Existing Measures and New Transition Pathways
The restrictions build on measures adopted since January 2024. Those steps include tighter study permit rules, open work permit limits for spouses that have applied to high-skilled spouses and graduate students since January 2025, and Post-Graduation Work Permit requirements tied to language proficiency and in-demand fields.
By March 2026, the 33,000 temporary resident-to-permanent resident pathway had launched for rural and sector-specific workers. The new route offers one of the clearest signals in the plan: Ottawa wants more temporary workers who are already contributing in shortage areas to stay permanently.
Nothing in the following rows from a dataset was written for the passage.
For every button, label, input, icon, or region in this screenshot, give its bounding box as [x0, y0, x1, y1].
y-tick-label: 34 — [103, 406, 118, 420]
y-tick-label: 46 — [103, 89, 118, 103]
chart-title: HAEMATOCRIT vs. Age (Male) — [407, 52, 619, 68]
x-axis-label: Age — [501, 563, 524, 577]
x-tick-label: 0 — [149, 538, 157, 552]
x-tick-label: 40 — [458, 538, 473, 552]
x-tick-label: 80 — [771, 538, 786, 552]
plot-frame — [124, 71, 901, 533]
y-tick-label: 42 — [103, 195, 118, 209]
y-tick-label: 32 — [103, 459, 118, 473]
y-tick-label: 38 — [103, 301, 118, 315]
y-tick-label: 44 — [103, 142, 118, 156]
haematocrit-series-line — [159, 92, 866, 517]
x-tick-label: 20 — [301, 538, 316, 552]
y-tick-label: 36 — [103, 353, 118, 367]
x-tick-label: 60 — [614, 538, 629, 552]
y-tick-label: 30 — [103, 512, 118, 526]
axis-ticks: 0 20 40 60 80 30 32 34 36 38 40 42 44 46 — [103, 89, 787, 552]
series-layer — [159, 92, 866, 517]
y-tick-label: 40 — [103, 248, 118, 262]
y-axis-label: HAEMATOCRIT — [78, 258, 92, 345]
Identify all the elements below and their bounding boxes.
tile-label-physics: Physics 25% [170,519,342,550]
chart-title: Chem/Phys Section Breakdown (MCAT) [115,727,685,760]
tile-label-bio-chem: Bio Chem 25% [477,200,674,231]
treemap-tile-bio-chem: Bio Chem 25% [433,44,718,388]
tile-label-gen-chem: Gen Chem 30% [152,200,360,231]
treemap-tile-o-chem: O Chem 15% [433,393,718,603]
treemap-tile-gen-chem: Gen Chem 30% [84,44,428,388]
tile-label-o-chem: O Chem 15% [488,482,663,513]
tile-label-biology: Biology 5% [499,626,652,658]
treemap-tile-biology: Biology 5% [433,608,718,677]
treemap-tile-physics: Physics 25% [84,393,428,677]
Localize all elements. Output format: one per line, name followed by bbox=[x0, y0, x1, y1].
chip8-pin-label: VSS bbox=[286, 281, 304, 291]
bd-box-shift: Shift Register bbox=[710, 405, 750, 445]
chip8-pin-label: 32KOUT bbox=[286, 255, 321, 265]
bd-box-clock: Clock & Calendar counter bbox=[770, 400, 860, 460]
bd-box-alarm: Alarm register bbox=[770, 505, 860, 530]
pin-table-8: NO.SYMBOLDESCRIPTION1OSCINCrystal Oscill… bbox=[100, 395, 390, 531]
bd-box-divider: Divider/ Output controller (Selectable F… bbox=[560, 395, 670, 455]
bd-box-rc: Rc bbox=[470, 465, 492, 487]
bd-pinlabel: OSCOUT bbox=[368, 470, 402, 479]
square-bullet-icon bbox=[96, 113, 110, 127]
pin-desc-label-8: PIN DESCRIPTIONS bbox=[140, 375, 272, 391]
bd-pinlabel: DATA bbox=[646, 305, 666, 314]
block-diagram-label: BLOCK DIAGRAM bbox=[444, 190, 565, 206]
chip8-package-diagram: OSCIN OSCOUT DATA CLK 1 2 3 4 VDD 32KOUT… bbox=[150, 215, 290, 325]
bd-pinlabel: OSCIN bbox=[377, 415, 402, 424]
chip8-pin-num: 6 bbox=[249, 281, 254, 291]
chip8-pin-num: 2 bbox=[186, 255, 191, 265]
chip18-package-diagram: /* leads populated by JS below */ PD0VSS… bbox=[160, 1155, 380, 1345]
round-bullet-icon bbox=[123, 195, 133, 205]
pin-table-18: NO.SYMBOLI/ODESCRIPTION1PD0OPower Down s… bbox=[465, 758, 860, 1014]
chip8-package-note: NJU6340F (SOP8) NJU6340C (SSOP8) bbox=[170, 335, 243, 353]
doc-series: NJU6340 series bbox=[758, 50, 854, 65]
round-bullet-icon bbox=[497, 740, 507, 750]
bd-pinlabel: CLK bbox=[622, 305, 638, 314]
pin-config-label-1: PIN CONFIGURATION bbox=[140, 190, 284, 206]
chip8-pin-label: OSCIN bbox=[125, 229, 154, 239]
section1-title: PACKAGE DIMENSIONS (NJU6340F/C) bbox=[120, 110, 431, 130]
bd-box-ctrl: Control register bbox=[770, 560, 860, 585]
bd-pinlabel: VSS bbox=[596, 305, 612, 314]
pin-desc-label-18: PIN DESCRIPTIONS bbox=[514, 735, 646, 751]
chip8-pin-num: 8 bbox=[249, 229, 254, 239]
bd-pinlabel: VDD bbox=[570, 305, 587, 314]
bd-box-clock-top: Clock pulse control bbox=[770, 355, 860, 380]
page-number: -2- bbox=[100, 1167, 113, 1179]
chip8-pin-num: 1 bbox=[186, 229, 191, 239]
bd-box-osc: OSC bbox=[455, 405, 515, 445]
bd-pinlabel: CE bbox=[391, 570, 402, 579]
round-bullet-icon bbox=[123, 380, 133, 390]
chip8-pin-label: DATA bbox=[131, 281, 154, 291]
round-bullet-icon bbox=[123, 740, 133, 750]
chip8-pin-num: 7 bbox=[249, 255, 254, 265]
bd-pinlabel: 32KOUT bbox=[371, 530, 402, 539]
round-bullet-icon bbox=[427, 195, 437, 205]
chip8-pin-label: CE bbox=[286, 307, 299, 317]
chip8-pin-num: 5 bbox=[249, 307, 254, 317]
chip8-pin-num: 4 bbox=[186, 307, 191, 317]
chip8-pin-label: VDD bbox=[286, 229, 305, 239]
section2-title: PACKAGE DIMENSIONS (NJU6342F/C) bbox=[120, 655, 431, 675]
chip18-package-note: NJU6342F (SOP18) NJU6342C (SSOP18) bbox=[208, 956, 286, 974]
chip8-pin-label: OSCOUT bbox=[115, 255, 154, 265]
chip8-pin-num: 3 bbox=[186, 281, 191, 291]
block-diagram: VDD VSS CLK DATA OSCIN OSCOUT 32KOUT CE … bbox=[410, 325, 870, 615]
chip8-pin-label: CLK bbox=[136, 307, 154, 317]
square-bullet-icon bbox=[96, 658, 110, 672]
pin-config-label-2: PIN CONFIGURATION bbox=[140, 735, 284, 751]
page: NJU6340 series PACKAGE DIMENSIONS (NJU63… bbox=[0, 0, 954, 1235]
What the Plan Means for Different Applicants
That has immediate implications for different groups of applicants. Express Entry candidates are likely to focus more heavily on the Canadian Experience Class, Provincial Nominee Programs and the new “Leadership and Innovation” category, especially if they work in healthcare, STEM or the trades.
International students face a tighter cap of 155,000 new arrivals in 2026, pushing many to choose programs more closely tied to Post-Graduation Work Permit eligibility and later permanent residence pathways. Language preparation also carries more weight under the new rules.
Temporary workers may find the biggest opening in sectors and regions the government wants to retain. Rural jobs and in-demand occupations now connect more directly to permanent residence through the 33,000-spot pathway, while existing permits continue to favor higher-skilled hiring under the Temporary Foreign Worker Program and International Mobility Program.
Family sponsors are dealing with a system that looks steady rather than larger. The share reserved for family cases remains intact, but applicants still need to prepare early and submit complete files because the annual allocation does not expand.
Protected persons also stand out in the new framework. With 115,000 transitions planned by 2027 and the humanitarian share fixed at 13%, the system preserves space for those already in Canada as well as for resettlement and other refugee streams.
Broader Policy and Population Effects
The government’s broader economic message is that immigration should still support labor markets, but not through the same mix as before. Employers in trades, technology and healthcare get a more predictable permanent resident pipeline, while sectors that depend on seasonal or short-term labor face a tighter temporary environment.
Population growth is expected to slow as a result. The plan projects a 0.2% decline in 2025–2026, followed by a rebound to 0.8% in 2027 as immigration levels align more closely with infrastructure capacity.
That recalibration reaches beyond applicants and employers. Municipalities, schools, transit systems and clinics can plan around 380,000 permanent resident admissions a year without the sharper surges in temporary arrivals seen previously.
For IRCC, the plan also signals a system built more around transition to permanence than repeated short-term entry. Temporary workers and students who can establish Canadian ties, work in shortage occupations or secure provincial support are better positioned than those seeking a short-term permit alone.
The 2026–2028 framework leaves Canada with a selective model, not a larger one. It holds permanent immigration steady, cuts temporary inflows, raises the economic share to 64%, keeps family reunification at 21–22%, preserves a 13% humanitarian commitment and opens routes for up to 33,000 temporary workers and 115,000 protected persons to become permanent residents.